Gabungan Pengusaha Kelapa Sawit atau Gapki memperkirakan, produksi minyak inti sawit atau PKO saat ini tidak cukup untuk memenuhi kebijakan pemerintah terkait campuran bioavtur. Perlu ada peningkatan produksi agar implementasi kebijakan bioavtur tak justru mengganggu kebutuhan industri oliokemikal di dalam negeri.
Pemerintah sebenarnya menargetkan campuran PKO dalam avtur sebesar 3% pada 2020 dan meningkat menjadi 5% pada 2025. Namun, pemerintah sejauh ini baru berhasil menguji bioavtur dengan campuran PKO sebesar 2,4% dalam bahan bakar J2,4.
Ketua Umum Gapki Eddy Martono mengatakan, produksi PKO di dalam negeri hampir seluruhnya telah diserap pasar global dan lokal. Menurutnya, produsen PKO dapat mengubah penjualannya dari pasar ekspor ke program bioavtur.
Edi menghitung implementasi program bioavtur justru dapat mengancam serapan PKO oleh industri pengolah PKO domestik. Industri pengolah yang dimaksud adalah oleokimia yang memproduksi sabun, deterjen, dan produk sejenis.
"Sesuai keinginan pemerintah terkait hilirisasi, jangan sampai industri dalam negeri tidak mendapatkan bahan baku. Satu-satunya jalan hanya meningkatkan produksi," kata Eddy kepada Katadata.co.id, Selasa (17/10).

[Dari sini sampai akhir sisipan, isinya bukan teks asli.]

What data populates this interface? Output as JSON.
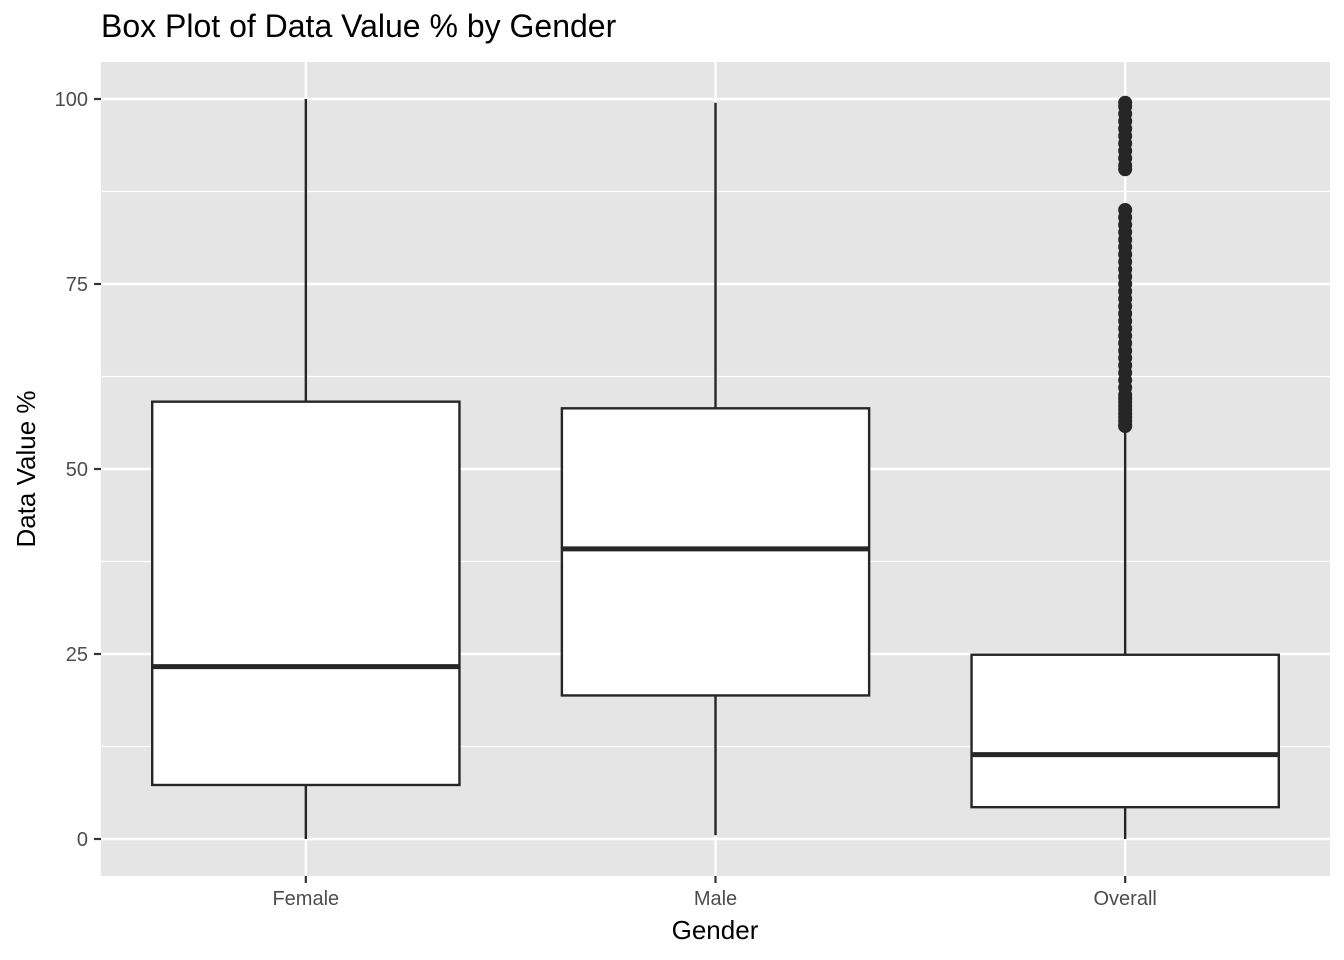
{
  "chart_data": {
    "type": "box",
    "title": "Box Plot of Data Value % by Gender",
    "xlabel": "Gender",
    "ylabel": "Data Value %",
    "categories": [
      "Female",
      "Male",
      "Overall"
    ],
    "ylim": [
      -5,
      105
    ],
    "yticks": [
      0,
      25,
      50,
      75,
      100
    ],
    "grid": true,
    "colors": {
      "panel": "#E5E5E5",
      "grid": "#FFFFFF",
      "box_fill": "#FFFFFF",
      "stroke": "#262626",
      "tick_text": "#4D4D4D"
    },
    "boxes": [
      {
        "category": "Female",
        "whisker_low": 0,
        "q1": 7.3,
        "median": 23.3,
        "q3": 59.1,
        "whisker_high": 100,
        "outliers": []
      },
      {
        "category": "Male",
        "whisker_low": 0.5,
        "q1": 19.4,
        "median": 39.2,
        "q3": 58.2,
        "whisker_high": 99.5,
        "outliers": []
      },
      {
        "category": "Overall",
        "whisker_low": 0,
        "q1": 4.3,
        "median": 11.4,
        "q3": 24.9,
        "whisker_high": 55.8,
        "outliers": [
          55.8,
          56,
          56.5,
          57,
          57.5,
          58,
          58.5,
          59,
          59.5,
          60,
          61,
          62,
          63,
          64,
          65,
          66,
          67,
          68,
          69,
          70,
          71,
          72,
          73,
          74,
          75,
          76,
          77,
          78,
          79,
          80,
          81,
          82,
          83,
          84,
          85,
          90.5,
          91,
          92,
          93,
          94,
          95,
          96,
          97,
          98,
          99,
          99.5
        ]
      }
    ]
  }
}
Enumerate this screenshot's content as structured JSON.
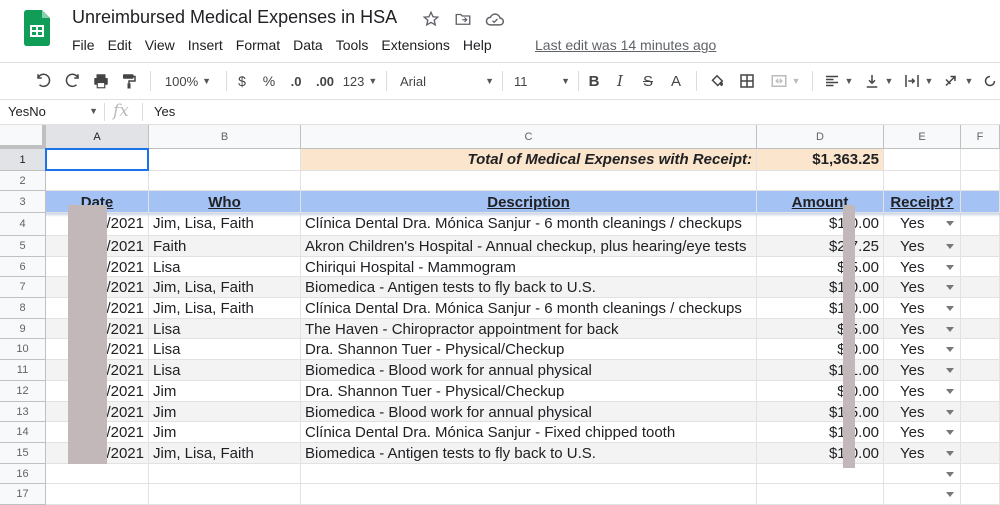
{
  "document": {
    "title": "Unreimbursed Medical Expenses in HSA",
    "last_edit": "Last edit was 14 minutes ago"
  },
  "title_icons": [
    "star-icon",
    "move-to-folder-icon",
    "cloud-status-icon"
  ],
  "menu": [
    "File",
    "Edit",
    "View",
    "Insert",
    "Format",
    "Data",
    "Tools",
    "Extensions",
    "Help"
  ],
  "toolbar": {
    "zoom": "100%",
    "currency": "$",
    "percent": "%",
    "decrease_decimal": ".0",
    "increase_decimal": ".00",
    "more_formats": "123",
    "font": "Arial",
    "font_size": "11",
    "bold": "B",
    "italic": "I",
    "strikethrough": "S",
    "text_color": "A"
  },
  "formula_bar": {
    "name_box": "YesNo",
    "fx": "fx",
    "value": "Yes"
  },
  "columns": [
    "A",
    "B",
    "C",
    "D",
    "E",
    "F"
  ],
  "row_numbers": [
    "1",
    "2",
    "3",
    "4",
    "5",
    "6",
    "7",
    "8",
    "9",
    "10",
    "11",
    "12",
    "13",
    "14",
    "15",
    "16",
    "17"
  ],
  "total": {
    "label": "Total of Medical Expenses with Receipt:",
    "value": "$1,363.25"
  },
  "headers": {
    "date": "Date",
    "who": "Who",
    "description": "Description",
    "amount": "Amount",
    "receipt": "Receipt?"
  },
  "rows": [
    {
      "date": "/2021",
      "who": "Jim, Lisa, Faith",
      "description": "Clínica Dental Dra. Mónica Sanjur - 6 month cleanings / checkups",
      "amount": "$1 0.00",
      "receipt": "Yes"
    },
    {
      "date": "0/2021",
      "who": "Faith",
      "description": "Akron Children's Hospital - Annual checkup, plus hearing/eye tests",
      "amount": "$2 7.25",
      "receipt": "Yes"
    },
    {
      "date": "3/2021",
      "who": "Lisa",
      "description": "Chiriqui Hospital - Mammogram",
      "amount": "$ 5.00",
      "receipt": "Yes"
    },
    {
      "date": "/2021",
      "who": "Jim, Lisa, Faith",
      "description": "Biomedica - Antigen tests to fly back to U.S.",
      "amount": "$1 0.00",
      "receipt": "Yes"
    },
    {
      "date": "2/2021",
      "who": "Jim, Lisa, Faith",
      "description": "Clínica Dental Dra. Mónica Sanjur - 6 month cleanings / checkups",
      "amount": "$1 0.00",
      "receipt": "Yes"
    },
    {
      "date": "7/2021",
      "who": "Lisa",
      "description": "The Haven - Chiropractor appointment for back",
      "amount": "$ 5.00",
      "receipt": "Yes"
    },
    {
      "date": "1/2021",
      "who": "Lisa",
      "description": "Dra. Shannon Tuer - Physical/Checkup",
      "amount": "$ 0.00",
      "receipt": "Yes"
    },
    {
      "date": "7/2021",
      "who": "Lisa",
      "description": "Biomedica - Blood work for annual physical",
      "amount": "$1 1.00",
      "receipt": "Yes"
    },
    {
      "date": "3/2021",
      "who": "Jim",
      "description": "Dra. Shannon Tuer - Physical/Checkup",
      "amount": "$ 0.00",
      "receipt": "Yes"
    },
    {
      "date": "/2021",
      "who": "Jim",
      "description": "Biomedica - Blood work for annual physical",
      "amount": "$1 5.00",
      "receipt": "Yes"
    },
    {
      "date": "2/2021",
      "who": "Jim",
      "description": "Clínica Dental Dra. Mónica Sanjur - Fixed chipped tooth",
      "amount": "$1 0.00",
      "receipt": "Yes"
    },
    {
      "date": "0/2021",
      "who": "Jim, Lisa, Faith",
      "description": "Biomedica - Antigen tests to fly back to U.S.",
      "amount": "$1 0.00",
      "receipt": "Yes"
    }
  ],
  "colors": {
    "header_fill": "#a4c2f4",
    "total_fill": "#fce5cd",
    "selection": "#1a73e8",
    "sheets_green": "#0f9d58"
  }
}
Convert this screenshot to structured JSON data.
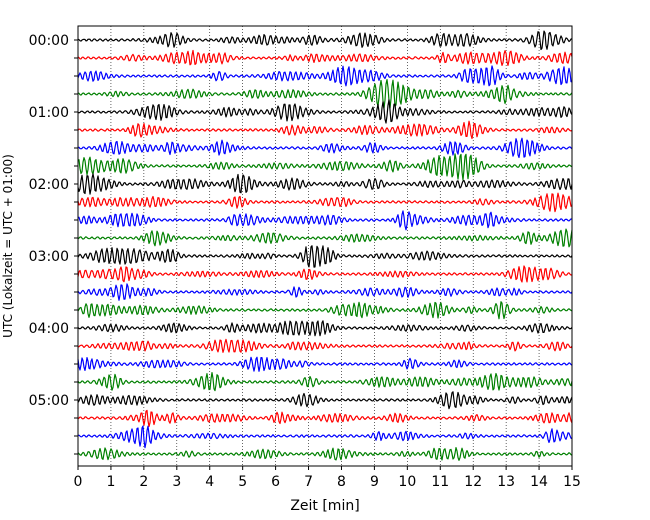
{
  "chart_data": {
    "type": "line",
    "title": "",
    "xlabel": "Zeit  [min]",
    "ylabel": "UTC (Lokalzeit = UTC + 01:00)",
    "xlim": [
      0,
      15
    ],
    "x_ticks": [
      "0",
      "1",
      "2",
      "3",
      "4",
      "5",
      "6",
      "7",
      "8",
      "9",
      "10",
      "11",
      "12",
      "13",
      "14",
      "15"
    ],
    "y_ticks": [
      "00:00",
      "01:00",
      "02:00",
      "03:00",
      "04:00",
      "05:00"
    ],
    "grid": "vertical dotted at each minute",
    "legend": "none",
    "rows_per_hour": 4,
    "row_count": 24,
    "row_colors": [
      "#000000",
      "#ff0000",
      "#0000ff",
      "#008000"
    ],
    "series": [
      {
        "start": "00:00",
        "color": "black"
      },
      {
        "start": "00:15",
        "color": "red"
      },
      {
        "start": "00:30",
        "color": "blue"
      },
      {
        "start": "00:45",
        "color": "green"
      },
      {
        "start": "01:00",
        "color": "black"
      },
      {
        "start": "01:15",
        "color": "red"
      },
      {
        "start": "01:30",
        "color": "blue"
      },
      {
        "start": "01:45",
        "color": "green"
      },
      {
        "start": "02:00",
        "color": "black"
      },
      {
        "start": "02:15",
        "color": "red"
      },
      {
        "start": "02:30",
        "color": "blue"
      },
      {
        "start": "02:45",
        "color": "green"
      },
      {
        "start": "03:00",
        "color": "black"
      },
      {
        "start": "03:15",
        "color": "red"
      },
      {
        "start": "03:30",
        "color": "blue"
      },
      {
        "start": "03:45",
        "color": "green"
      },
      {
        "start": "04:00",
        "color": "black"
      },
      {
        "start": "04:15",
        "color": "red"
      },
      {
        "start": "04:30",
        "color": "blue"
      },
      {
        "start": "04:45",
        "color": "green"
      },
      {
        "start": "05:00",
        "color": "black"
      },
      {
        "start": "05:15",
        "color": "red"
      },
      {
        "start": "05:30",
        "color": "blue"
      },
      {
        "start": "05:45",
        "color": "green"
      }
    ]
  }
}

Eddy mendata produksi PKO mentah pada 2022 mencapai 4,5 juta ton. Seluruh produksi tersebut diserap oleh industri oleokimia sejumlah 3,1 juta ton, ekspor berbentuk PKO olahan sebesar 1,3 juta ton, dan ekspor PKO sebanyak 100.000 ton.
Mengutip Databoks, konsumsi avtur tertinggi pada 2011-2021 terjadi pada 2018 yang mencapai 5,7 juta kiloliter, sedangkan terendah pada 2021 atau hanya 2 juta kiloliter. Dengan demikian, implementasi J5 secara keseluruhan pada 2025 membutuhkan PKO sejumlah 100.000 sampai 285.000 ton.
Jika seluruh ekspor PKO dialihkan ke program J5 pada 2025 dengan rata-rata konsumsi avtur seperti 2018, maka masih ada sisa kebutuhan sekitar 185.000 ton. Namun, ia menekankan, ekspor olahan PKO tidak dapat dialihkan ke program J5 pada 2025.
"Ekspor CPKO olahan sekitar 1,3 juta ton itu sudah diolah di dalam negeri oleh industri oleokimia," katanya.
Produksi Diramal Susut
Berdasarkan data Gapki, produksi CPKO pada Januari-Juli 2023 mencapai 2,81 juta ton. Angka tersebut naik 17,13% dari periode yang sama tahun lalu sejumlah 2,39 juta ton.
Sementara itu, hasil produksi industri sawit secara keseluruhan naik 17,44% secara tahunan pada Januari-Juli 2023 menjadi 32,06 juta ton. Namun demikian, Asosiasi Petani Kelapa Sawit Indonesia atau Apkasindo meramalkan produksi industri sawit tahun depan akan menurun.
Ketua Umum Apkasindo Gulat Manurung menyampaikan produksi Tandan Buah Segar sawit pada 18 bulan terakhir dari petani swadaya menurun. Menurutnya, tren tersebut akan berlanjut hingga medio 2024.
Gulat menjelaskan penurunan produksi tersebut disebabkan oleh harga penjualan TBS di tingkat petani yang rendah. Menurutnya, penurunan produksi tersebut akan terjadi di lahan sawit seluas 6,87 juta hektar.
Ia mendata harga TBS yang dinikmati petani antara Rp 2.000 sampai Rp 2.100 per kilogram (Kg). Sementara itu, harga pokok produksi TBS yang diemban petani adalah Rp 1.850 sampai Rp 2.150 per Kg.
"Artinya petani masih tekor atau hanya untung pas-pasan. Akhirnya, petani tidak memupuk, rendemen jatuh, dan produktivitas secara total anjlok. Jadi, sama-sama rugi antara petani dan industri," katanya kepada Katadata.co.id.